Kılıçdaroğlu, liderlerle televizyonda canlı yayına çıkma teklifini yeniledi.

Konunun anayasa konusu olmasına rağmen farklı konulara girildiğini söyleyen Kılıçdaroğlu, şunları kaydetti:

"Vatandaş niye 'Evet' diyecek sen onu anlat. Ben neden 'Hayır', neden 'Evet' demesi gerektiğini bütün ayrıntılarıyla anlatıyorum. Akıl süzgecinden geçirip, vicdan terazisinde tartabiliriz. Yüce Rabbimiz der ki 'Aklınızı kullanmıyor musunuz?' Bir yer de değil, birden fazla yerde söyler. Allah'ın bize verdiği en değerli hazine insan aklıdır, çünkü hayatı sorgular, doğruyu, eğriyi sorgular. Bize şimdi deniyor ki 'Hiç aklınızı kullanmayın. Bir kişi kullanacak. Hiç düşünmeyin, bir kişi düşünecek. Hiç karar almayın, bir kişi alacak.' Allah'ın verdiği en değerli hazineyi ne yapacağız biz? Kullanmayacak mıyız? Niye ortak akıl, niye siyasi partiler var? Benim gibi düşünmeyen bir vatandaş, düşüncesini ifade edemezse biz ne diyeceğiz? Zorla demokrasi olur mu? İşin özü şu değerli arkadaşlar; Bu memleket hepimizin memleketi. Sağcısı, solcusu, milliyetçisi, ülkücüsü, mütedeyyini, hepimizin ortak vatanı. Bayrak ortak vatanımızı temsil eder. Doğuda, batıda, güneyde, kuzeyde yaşayan vatandaş da bizim vatandaşımız. Gidecek yerimiz var mı? Yok. Bu memleket güzel mi? Evet güzel. Dünyanın hemen hemen çoğu ülkesine gittim. Emin olun Türkiye'den daha güzel 2. bir ülke görmedim."

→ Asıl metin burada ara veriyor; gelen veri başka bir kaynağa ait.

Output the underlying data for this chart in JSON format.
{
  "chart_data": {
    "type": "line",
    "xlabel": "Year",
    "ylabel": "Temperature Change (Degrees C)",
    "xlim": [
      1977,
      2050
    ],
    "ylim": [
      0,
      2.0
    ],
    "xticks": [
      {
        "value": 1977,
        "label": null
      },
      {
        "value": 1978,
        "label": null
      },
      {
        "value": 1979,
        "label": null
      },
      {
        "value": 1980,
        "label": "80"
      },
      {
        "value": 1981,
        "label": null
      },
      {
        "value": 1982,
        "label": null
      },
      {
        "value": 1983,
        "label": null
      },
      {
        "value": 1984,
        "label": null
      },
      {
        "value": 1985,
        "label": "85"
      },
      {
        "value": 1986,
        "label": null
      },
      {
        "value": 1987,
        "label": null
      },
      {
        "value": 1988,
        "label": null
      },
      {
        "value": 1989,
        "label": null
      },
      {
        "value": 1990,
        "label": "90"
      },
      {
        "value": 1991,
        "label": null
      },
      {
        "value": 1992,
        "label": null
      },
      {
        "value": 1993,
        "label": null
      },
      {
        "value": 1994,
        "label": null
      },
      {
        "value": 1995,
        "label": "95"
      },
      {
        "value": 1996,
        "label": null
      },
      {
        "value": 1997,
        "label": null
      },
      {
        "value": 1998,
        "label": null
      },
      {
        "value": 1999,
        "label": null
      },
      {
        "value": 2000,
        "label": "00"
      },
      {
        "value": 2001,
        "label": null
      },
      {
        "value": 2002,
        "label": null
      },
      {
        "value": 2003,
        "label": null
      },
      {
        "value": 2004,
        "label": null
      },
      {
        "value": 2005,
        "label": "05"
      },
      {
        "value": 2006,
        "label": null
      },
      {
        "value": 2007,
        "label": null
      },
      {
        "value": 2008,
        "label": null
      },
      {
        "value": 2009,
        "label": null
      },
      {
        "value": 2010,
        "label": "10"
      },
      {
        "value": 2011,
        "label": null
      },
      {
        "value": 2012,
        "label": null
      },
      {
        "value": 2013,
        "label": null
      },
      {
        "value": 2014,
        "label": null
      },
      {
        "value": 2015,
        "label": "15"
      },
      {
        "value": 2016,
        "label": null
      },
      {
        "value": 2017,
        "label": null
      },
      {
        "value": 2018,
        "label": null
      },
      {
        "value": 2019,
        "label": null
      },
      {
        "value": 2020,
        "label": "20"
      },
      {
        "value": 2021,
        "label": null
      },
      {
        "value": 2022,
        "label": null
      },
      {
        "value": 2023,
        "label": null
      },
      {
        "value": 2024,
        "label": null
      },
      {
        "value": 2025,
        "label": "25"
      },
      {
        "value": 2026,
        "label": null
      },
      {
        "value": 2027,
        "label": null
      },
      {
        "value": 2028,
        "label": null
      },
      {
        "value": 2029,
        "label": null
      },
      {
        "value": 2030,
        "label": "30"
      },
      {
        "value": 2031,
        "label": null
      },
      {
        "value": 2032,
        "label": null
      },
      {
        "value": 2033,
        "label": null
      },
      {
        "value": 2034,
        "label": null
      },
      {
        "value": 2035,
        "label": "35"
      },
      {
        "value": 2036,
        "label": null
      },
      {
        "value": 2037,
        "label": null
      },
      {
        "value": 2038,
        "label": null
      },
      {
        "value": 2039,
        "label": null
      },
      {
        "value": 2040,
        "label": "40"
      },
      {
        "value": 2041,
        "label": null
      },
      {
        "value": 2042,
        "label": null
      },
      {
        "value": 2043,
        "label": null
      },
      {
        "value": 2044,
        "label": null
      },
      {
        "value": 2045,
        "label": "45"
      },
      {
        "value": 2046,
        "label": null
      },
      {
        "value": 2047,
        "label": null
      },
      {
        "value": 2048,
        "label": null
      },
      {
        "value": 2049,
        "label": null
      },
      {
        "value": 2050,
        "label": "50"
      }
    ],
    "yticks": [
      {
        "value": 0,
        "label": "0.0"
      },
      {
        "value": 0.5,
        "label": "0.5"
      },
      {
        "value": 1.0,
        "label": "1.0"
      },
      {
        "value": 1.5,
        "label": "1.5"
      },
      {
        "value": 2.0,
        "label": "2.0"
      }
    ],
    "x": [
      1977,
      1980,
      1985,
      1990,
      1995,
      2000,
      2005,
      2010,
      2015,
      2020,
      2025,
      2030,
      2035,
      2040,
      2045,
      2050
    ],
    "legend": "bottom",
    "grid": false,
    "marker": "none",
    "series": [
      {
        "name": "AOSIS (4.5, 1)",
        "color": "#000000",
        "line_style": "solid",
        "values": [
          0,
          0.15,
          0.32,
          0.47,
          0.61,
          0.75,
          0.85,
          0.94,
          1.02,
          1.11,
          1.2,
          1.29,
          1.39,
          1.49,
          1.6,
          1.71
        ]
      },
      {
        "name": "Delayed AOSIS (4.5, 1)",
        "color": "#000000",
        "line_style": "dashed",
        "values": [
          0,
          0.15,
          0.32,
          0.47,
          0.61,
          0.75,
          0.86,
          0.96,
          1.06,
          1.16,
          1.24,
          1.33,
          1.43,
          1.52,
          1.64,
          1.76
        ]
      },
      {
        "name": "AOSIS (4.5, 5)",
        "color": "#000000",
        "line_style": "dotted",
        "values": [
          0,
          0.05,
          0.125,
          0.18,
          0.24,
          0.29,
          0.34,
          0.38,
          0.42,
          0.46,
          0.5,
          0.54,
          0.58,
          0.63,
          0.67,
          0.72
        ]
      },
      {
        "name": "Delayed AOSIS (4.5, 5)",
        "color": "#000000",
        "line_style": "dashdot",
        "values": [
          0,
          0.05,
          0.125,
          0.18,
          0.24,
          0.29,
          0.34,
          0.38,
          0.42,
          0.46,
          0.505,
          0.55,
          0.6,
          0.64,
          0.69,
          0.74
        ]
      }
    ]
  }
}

Kılıçdaroğlu, Hollanda'daki bir resim sergisinden örnek vererek, sözlerini şöyle tamamladı:

"Akıl, akıldan üstündür. Benim göremediğimi bir başka arkadaşım görebilir. Benim fark etmediğimi bir başka arkadaşım fark edebilir. Benim bilmediğimi bir başka arkadaşım bilebilir. Anayasa referandum değişikliğini çocuklarımızın geleceği için, torunlarımızın geleceği için, oturup düşünmeliyiz. Kararımızı ona göre vermeliyiz. Bunun partilerle şununla bununla ilgisi yok. 'Efendim, ben vatanseverim, diğerleri değil.' Öyle bir şey yok. Bu ülkenin 80 milyonu da vatanseverdir. Demokratik bir ortamda yaşamalıyız. Ben de düşüncemi söylemeliyim. Benim gibi düşünmeyen de düşüncesini söyleyebilmeli. Bir araya gelmeliyiz. Medeni insanlar gibi konuşmalıyız. Bunu yapmak zorundayız. Bunu yaparsak emin olun çocuklarımıza güzel bir Türkiye bırakmış oluruz. Tercih milletin tercihi, hangisini tercih ederseniz? Bana sorarsanız, 'Evet'in vebali ağırdır. Neden ağırdır? 1982 anayasası oylanırken İstanbul'da Fikirtepe'de bir okulda oy kullandım ve o anayasaya ben 'Hayır' oyu verdim. Bugün çocuklarıma ve torunlarıma o anayasaya 'Hayır' oyu verdiğim için bunu da anlatıyorum. O anayasa Türkiye'yi bu hale getirdi. Şimdi Türkiye'yi daha da geriye doğru götüren bir referandumun önündeyiz. Hepimizin düşünmesi lazım."